12 de diciembre de 2019, 3:05:31
Opinion


ANV no gobernará en Azpeitia



El Ayuntamiento de Azpeitia, hasta ahora en manos de ANV, será gobernado en adelante por el PNV. Los nacionalistas han conseguido sacar adelante la moción de censura contra el alcalde de ANV por no condenar el último atentado de ETA, que terminó con la vida de un empresario de la localidad. La operación ha sido posible gracias al apoyo de EA, que prestará sus firmas para que los peneuvistas consigan la mayoría necesaria para gobernar. Desde la formación soberanista han justificado la decisión alegando que “cualquier alcalde de cualquier localidad que no es capaz de oponerse al asesinato de un convecino queda automáticamente inhabilitado para ocupar ese cargo”.

Es, sin lugar a dudas, una buena noticia que EA se haya sumado a la iniciativa para expulsar a ANV del consistorio de Azpeitia. Sin embargo, si analizamos las razones que arguyen, llegamos a la conclusión de que, si el nuevo asesinado no hubiera sido un “convecino”, EA nunca hubiera apoyado una moción de censura contra ANV. Es más, si ETA no hubiera asesinado al empresario Ignacio Uría, el PNV jamás habría impulsado una moción de censura contra la formación abertzale.

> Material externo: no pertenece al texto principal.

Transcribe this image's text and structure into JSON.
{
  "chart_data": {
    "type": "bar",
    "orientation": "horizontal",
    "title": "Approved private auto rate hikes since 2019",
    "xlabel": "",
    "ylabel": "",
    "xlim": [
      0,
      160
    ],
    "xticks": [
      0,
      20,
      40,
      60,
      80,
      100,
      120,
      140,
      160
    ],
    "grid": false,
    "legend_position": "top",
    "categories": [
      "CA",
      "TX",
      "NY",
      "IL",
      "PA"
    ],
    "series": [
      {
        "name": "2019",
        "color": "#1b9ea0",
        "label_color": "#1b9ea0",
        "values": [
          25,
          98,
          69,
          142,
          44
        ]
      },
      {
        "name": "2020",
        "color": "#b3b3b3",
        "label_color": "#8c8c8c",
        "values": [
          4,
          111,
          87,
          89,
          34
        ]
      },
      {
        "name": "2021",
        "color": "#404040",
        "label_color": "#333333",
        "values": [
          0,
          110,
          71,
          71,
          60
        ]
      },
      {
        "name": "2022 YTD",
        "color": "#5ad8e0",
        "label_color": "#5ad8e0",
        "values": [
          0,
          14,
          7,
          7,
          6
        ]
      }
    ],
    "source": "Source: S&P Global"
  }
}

Cabe, por tanto, preguntarse qué ha de ocurrir para que los nacionalistas que rechazan la violencia actúen contra ANV. ¿Cuántos “convecinos” más deben morir? O, ¿cuántos ciudadanos, sean o no convecinos? ¿Debemos esperar una víctima en cada municipio gobernado por los seguidores de ETA para que ANV sea desplazada del poder?

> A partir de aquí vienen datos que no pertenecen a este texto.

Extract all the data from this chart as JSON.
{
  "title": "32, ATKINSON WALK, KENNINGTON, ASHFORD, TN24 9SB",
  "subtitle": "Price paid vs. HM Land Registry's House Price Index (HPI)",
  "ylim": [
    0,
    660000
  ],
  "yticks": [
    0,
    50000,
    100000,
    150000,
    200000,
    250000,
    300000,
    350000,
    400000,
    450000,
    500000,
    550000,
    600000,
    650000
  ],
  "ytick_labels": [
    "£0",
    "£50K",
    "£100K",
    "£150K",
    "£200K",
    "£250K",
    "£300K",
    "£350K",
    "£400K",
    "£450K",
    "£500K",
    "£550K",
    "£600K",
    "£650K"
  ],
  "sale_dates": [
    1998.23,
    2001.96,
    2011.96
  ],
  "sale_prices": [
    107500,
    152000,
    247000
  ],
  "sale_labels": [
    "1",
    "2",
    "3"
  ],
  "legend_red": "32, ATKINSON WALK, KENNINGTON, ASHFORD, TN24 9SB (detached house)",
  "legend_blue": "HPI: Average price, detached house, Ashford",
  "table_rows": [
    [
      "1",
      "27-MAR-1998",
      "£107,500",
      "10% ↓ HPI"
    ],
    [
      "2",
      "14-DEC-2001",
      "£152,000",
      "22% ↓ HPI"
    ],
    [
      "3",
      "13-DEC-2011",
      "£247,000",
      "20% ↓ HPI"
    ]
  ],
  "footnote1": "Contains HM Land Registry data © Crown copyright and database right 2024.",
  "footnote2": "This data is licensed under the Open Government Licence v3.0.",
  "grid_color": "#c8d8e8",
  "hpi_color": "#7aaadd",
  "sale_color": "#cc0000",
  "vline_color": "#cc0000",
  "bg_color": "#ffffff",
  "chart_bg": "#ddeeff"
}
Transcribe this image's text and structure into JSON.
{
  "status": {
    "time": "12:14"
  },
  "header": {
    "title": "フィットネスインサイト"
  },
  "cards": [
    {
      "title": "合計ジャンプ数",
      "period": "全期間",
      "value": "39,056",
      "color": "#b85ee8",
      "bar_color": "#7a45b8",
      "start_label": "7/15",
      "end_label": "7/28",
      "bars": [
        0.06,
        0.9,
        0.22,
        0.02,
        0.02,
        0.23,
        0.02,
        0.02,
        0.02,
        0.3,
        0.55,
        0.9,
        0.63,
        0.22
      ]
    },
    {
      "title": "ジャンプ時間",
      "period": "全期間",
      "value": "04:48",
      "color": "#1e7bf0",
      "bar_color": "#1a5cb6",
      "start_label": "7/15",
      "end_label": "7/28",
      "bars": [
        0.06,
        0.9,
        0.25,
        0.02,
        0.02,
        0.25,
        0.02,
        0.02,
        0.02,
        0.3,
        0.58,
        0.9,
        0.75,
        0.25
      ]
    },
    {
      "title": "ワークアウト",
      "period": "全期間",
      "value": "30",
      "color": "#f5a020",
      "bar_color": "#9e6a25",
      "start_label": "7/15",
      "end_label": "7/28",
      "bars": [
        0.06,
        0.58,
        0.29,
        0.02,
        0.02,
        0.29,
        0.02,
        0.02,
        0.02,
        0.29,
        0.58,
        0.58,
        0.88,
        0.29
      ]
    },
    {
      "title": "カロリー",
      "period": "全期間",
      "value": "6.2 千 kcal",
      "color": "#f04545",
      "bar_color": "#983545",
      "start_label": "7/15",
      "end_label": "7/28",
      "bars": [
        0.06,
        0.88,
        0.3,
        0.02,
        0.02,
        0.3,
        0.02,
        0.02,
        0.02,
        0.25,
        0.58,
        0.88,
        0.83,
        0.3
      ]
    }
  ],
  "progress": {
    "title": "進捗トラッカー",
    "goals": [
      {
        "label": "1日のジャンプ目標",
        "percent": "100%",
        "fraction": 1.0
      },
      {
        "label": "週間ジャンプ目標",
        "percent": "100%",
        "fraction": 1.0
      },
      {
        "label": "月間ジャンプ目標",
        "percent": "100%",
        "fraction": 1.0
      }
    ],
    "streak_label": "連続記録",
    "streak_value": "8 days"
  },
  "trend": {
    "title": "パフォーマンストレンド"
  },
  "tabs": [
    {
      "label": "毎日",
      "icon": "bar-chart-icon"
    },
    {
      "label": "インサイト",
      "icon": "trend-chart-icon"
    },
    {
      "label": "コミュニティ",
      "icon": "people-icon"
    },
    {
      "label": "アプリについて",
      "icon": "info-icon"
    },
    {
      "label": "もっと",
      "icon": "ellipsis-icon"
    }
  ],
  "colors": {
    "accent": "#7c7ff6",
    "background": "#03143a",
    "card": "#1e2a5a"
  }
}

Ahora que Gobierno y oposición están de acuerdo en la necesidad de disolver aquellos ayuntamientos donde gobierna ANV, son los nacionalistas los que deben dar el paso. El Ministerio de Justicia ya ha comenzado a buscar indicios para expulsar ANV de los consistorios, pero solo podrá echarles de aquellos municipios donde gobiernen con mayoría absoluta. En aquellas localidades administradas por coaliciones que incluyen a Aralar o EA la Justicia no puede actuar. Para estos casos, la vía alternativa para expulsar a ANV consistiría en promover mociones de censura como la de Azpeitia, y es en este punto donde los nacionalistas deben dar la cara y dejarse de ambigüedades: o están con la democracia, o están con ETA.